Web crawler FAQ

edit

Web crawler FAQ

edit

View frequently asked questions about the Enterprise Search web crawler:

See Web crawler reference for detailed technical information about the web crawler.

We also welcome your feedback.

What functionality is supported?

edit
  • Crawling HTTP/HTTPS websites

    Includes support for both publicly-accessible and private/intranet web sites. Self-signed SSL certificates and custom Certificate Authorities are supported.

  • Support for crawling multiple domains per-Engine
  • Robots meta tag support
  • Robots "nofollow" support

    Includes robots meta tags set to "nofollow" and links with rel="nofollow" attributes.

  • Robots.txt support

    The web crawler honors directives within robots.txt files.

  • Sitemap support

    The web crawler honors XML sitemaps, and fetches sitemaps identified within robots.txt files. Additional sitemaps can also be managed on the domain through the domain dashboard.

  • Configurable content extraction

    The web crawler will extract a predefined, set of fields (url, body content, etc) from each page it visits. In addition to this, the crawler also supports extracting dynamic fields from meta tags.

  • "Entry points"

    Entry points allow customers to specify where the web crawler begins crawling each domain.

  • "Crawl rules"

    Crawl rules allow customers to control whether each URL the web crawler encounters will be visited and indexed.

  • Logging of each crawl

    Logs are representative of an entire crawl, which encompasses all domains in an engine.

  • Automatic crawling

    Configure the cadence for new crawls to start automatically if there isn’t an active crawl.

  • User interfaces and APIs for managing domains, entry points, and crawl rules

    Crawler configuration can be managed via App Search dashboard UIs or via a set of public APIs provided by the product.

  • Crawl persistence

    Crawler uses Elasticsearch to maintain its state during an active crawl, allowing crawls to be migrated between instances in case of an instance failure or a restart of an Enterprise Search instance running a crawl. Each unique URL is only visited once thanks to the Seen URLs list persisted in Elasticsearch. Crawl-specific indexes are automatically cleaned up after a crawl is finished.

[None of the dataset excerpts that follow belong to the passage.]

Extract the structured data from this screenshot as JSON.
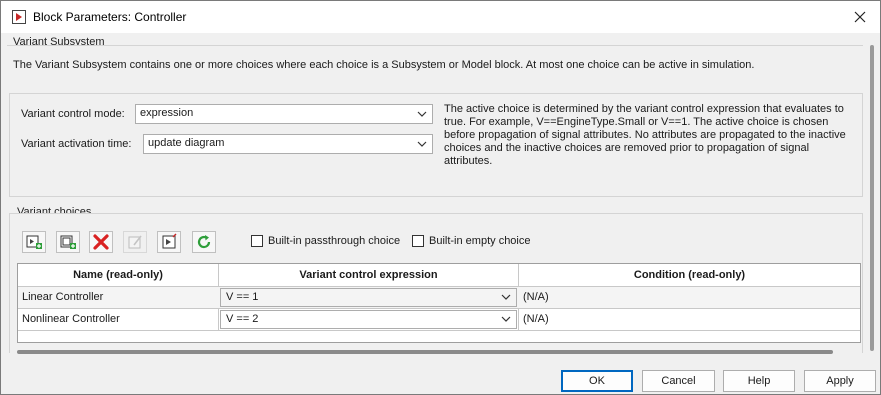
{
  "window": {
    "title": "Block Parameters: Controller"
  },
  "section": {
    "title": "Variant Subsystem",
    "description": "The Variant Subsystem contains one or more choices where each choice is a Subsystem or Model block. At most one choice can be active in simulation."
  },
  "params": {
    "mode_label": "Variant control mode:",
    "mode_value": "expression",
    "activation_label": "Variant activation time:",
    "activation_value": "update diagram",
    "info_lines": [
      "The active choice is determined by the variant control expression that evaluates to",
      "true. For example, V==EngineType.Small or V==1. The active choice is chosen",
      "before propagation of signal attributes. No attributes are propagated to the inactive",
      "choices and the inactive choices are removed prior to propagation of signal",
      "attributes."
    ]
  },
  "choices": {
    "title": "Variant choices",
    "toolbar_icons": [
      "add-subsystem-icon",
      "add-model-icon",
      "delete-icon",
      "edit-icon",
      "open-block-icon",
      "refresh-icon"
    ],
    "passthrough_label": "Built-in passthrough choice",
    "empty_label": "Built-in empty choice",
    "passthrough_checked": false,
    "empty_checked": false,
    "columns": [
      "Name (read-only)",
      "Variant control expression",
      "Condition (read-only)"
    ],
    "rows": [
      {
        "name": "Linear Controller",
        "expression": "V == 1",
        "condition": "(N/A)"
      },
      {
        "name": "Nonlinear Controller",
        "expression": "V == 2",
        "condition": "(N/A)"
      }
    ]
  },
  "buttons": {
    "ok": "OK",
    "cancel": "Cancel",
    "help": "Help",
    "apply": "Apply"
  },
  "colors": {
    "accent": "#0067c0",
    "delete": "#d92121",
    "refresh": "#2e9e3a"
  }
}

What functionality is not supported?

edit
  • Single-page app (SPA) support

    The crawler cannot currently crawl pages that are pure JavaScript single-page apps. We recommend looking at dynamic rendering to help your crawler properly index your JavaScript websites.

  • Crawling websites behind authentication

    Presently, the crawler cannot crawl websites that require authentication before accessing web content. The crawler supports custom User-Agent HTTP header values, which in some cases could be used to allow specific crawler requests and skip authentication.

  • Extracting content from files

    Currently, the web crawler will only extract content from HTML pages.